CIRDC can be caused by the following bugs:
Virus: Bocavirus, Canine Adenovirus Type 2, Canine Corona Virus, Canine Distemper Virus, Canine Herpes Virus, Canine Influenza Parainfluenza, Pneumovirus and Reovirus.
Bacteria: Bordetella Brochiseptica, Streptococcus Equi, Mycoplasma spp. and secondary bacterial infections.
A rose may be a rose by any other name but a cough…well a cough can be a lot of things. Kennel Cough, Infectious Tracheobronchitis, Canine Infectious Respiratory Disease are all terms that are used interchangeably for CIRDC. Do dogs with CIRDC always cough? Well… they frequently cough but not always. They may sneeze, have discharge from the eyes and nose, develop pneumonia or not show any signs at all. Some dogs may cough so hard that owners may confuse it with vomiting. If you’re not sure watch this link. The causes of CIRDC are many and complicated and there are always new pathogens emerging. Finally, CIRDC can be caused by more than one infectious agent.
Listed below are some of the pathogens that have been identified as major players in CIRDC.
Currently identified viral agents include:
- Parainfluenza virus (vaccine available)
- Adenovirus (vaccine available)
- Canine respiratory corona virus
- Canine herpes virus
- Canine distemper virus (vaccine available)
- Canine influenza virus (vaccine available)
Currently identified bacterial and other agents include:
- Bordetella bronchiseptica (vaccine available)
- Mycoplasma spp.
- Streptococcus equi and zooepidemicus
Viruses and other infectious agents have been around for a long time and are highly successful organisms.
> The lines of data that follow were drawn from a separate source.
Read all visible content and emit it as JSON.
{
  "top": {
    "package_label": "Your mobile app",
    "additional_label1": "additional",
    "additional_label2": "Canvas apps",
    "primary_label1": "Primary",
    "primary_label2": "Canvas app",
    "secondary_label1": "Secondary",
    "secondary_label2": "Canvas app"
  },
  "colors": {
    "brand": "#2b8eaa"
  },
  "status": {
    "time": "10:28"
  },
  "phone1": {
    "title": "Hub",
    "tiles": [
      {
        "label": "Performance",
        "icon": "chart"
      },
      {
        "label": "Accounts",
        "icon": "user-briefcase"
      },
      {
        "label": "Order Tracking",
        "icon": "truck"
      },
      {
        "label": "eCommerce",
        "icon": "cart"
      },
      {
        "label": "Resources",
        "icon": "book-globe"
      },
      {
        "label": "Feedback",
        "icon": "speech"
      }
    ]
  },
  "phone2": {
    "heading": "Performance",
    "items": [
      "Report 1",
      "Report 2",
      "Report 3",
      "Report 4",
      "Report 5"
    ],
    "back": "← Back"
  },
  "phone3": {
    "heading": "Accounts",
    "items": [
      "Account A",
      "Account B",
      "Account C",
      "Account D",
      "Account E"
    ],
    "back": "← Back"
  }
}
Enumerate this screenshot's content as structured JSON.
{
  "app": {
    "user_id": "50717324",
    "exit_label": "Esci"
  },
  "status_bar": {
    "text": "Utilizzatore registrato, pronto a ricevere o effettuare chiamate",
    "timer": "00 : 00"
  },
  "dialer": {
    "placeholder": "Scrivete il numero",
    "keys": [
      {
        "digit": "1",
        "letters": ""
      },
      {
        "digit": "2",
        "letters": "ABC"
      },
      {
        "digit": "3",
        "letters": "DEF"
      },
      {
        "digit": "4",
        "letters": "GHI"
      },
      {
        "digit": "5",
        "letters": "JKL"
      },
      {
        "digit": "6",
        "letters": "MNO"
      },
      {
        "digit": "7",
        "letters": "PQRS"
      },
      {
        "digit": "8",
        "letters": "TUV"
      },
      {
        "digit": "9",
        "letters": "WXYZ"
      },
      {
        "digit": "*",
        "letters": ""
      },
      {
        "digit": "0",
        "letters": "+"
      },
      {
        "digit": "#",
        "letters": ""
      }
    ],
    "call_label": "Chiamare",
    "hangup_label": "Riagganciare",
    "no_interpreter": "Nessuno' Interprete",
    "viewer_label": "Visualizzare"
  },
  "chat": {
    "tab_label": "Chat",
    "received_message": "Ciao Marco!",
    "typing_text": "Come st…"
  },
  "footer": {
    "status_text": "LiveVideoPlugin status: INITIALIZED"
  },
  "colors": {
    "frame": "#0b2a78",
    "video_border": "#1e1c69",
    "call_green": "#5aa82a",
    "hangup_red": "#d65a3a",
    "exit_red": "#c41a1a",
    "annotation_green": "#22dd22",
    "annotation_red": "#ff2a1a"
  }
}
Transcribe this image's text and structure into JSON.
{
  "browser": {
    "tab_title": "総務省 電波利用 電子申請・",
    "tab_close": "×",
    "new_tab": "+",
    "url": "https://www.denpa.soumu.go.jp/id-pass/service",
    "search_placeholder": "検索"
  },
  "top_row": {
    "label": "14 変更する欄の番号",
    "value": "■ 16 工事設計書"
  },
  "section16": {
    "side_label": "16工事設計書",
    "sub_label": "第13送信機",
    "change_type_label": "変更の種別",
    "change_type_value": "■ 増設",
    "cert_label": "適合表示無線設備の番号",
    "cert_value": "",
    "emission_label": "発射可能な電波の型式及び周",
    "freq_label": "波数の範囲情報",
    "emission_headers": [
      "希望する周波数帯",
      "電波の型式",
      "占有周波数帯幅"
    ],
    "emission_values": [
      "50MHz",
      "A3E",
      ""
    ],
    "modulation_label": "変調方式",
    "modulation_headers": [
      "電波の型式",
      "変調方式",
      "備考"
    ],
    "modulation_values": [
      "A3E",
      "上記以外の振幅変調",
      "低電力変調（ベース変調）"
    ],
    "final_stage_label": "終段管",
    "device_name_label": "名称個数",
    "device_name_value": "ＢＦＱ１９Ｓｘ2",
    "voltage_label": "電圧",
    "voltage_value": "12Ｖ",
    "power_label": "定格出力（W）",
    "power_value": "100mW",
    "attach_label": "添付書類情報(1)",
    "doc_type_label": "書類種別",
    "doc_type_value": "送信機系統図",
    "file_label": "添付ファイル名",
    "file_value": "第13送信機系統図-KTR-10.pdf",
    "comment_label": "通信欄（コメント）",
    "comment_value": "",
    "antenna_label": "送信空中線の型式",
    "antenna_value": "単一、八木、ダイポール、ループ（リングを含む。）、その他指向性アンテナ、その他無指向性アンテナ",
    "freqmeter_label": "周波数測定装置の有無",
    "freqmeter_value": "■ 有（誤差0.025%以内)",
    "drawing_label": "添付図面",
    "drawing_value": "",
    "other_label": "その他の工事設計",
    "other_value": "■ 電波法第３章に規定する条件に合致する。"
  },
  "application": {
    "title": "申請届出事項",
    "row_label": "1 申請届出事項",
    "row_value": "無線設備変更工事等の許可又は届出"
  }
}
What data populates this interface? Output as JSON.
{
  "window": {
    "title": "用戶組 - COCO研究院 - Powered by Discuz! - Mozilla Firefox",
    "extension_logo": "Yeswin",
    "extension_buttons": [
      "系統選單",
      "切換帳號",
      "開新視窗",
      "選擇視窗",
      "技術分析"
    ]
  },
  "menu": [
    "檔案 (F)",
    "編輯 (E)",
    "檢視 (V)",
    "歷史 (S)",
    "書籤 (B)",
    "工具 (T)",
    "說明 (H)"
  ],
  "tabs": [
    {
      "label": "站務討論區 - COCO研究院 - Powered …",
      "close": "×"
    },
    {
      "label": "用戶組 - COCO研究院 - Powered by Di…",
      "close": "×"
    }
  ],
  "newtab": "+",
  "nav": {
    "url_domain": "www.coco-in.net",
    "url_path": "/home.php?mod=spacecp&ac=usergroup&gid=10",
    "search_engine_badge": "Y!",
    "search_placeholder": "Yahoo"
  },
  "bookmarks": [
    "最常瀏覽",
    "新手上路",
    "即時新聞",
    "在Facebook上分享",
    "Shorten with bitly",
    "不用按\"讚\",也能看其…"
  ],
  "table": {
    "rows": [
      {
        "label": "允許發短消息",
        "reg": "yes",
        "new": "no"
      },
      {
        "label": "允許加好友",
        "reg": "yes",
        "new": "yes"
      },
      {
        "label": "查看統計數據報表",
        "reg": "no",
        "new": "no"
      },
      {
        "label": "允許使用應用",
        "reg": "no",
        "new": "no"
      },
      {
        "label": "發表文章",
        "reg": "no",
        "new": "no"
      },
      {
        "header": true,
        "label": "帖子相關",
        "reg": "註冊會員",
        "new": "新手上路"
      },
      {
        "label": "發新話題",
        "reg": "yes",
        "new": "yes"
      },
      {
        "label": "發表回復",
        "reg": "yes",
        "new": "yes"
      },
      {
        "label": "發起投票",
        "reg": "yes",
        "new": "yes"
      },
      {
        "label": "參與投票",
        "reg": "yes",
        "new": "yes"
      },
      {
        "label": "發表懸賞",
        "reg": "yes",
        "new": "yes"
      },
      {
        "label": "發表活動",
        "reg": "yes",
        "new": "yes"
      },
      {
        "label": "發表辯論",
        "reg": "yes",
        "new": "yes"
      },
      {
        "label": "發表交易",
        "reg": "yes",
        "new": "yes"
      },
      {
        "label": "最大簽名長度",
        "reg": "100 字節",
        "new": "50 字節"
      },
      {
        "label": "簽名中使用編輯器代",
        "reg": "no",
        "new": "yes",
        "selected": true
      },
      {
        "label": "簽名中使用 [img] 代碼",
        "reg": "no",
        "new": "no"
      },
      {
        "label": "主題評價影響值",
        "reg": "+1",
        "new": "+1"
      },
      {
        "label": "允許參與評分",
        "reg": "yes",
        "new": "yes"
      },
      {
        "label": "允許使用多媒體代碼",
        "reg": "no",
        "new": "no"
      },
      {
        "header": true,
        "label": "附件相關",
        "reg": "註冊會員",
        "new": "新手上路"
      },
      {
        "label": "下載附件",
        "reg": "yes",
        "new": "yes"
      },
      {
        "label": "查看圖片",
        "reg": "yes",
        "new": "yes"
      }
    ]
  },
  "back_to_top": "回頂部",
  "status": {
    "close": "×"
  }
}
They spread easily and are frequently shed before any outward signs are evident. Once established in the respiratory tract secondary infection by other agents may also occur. If that’s not enough, certain species can actually help each other infect your pet. While vaccines are important in preventing CIRDC they unfortunately do not cover every pathogen that can cause disease.
When you think of CIRDC think of the colds your kids pick up at school and daycare. They can be spread by air and by physical contact. Interaction with other animals, stress, individual immune status, age, vaccine status and other factors can all play a role in development of CIRDC.
What’s the best way to manage CIRDC? Most animals do best at home. If your dog begins coughing, call your veterinarian. Coughing may be quite dramatic but in most cases it is self limiting. However, like a cold it can take a long time for symptoms to resolve on their own. Each case is different and medications may be prescribed. Severe cases can cause pneumonia so any pet that appears to be in respiratory distress or is very lethargic should go to the clinic. Once on the mend, please, don’t expose your dog to any other animals for a minimum of 7 days after all medication is finished and no symptoms are present.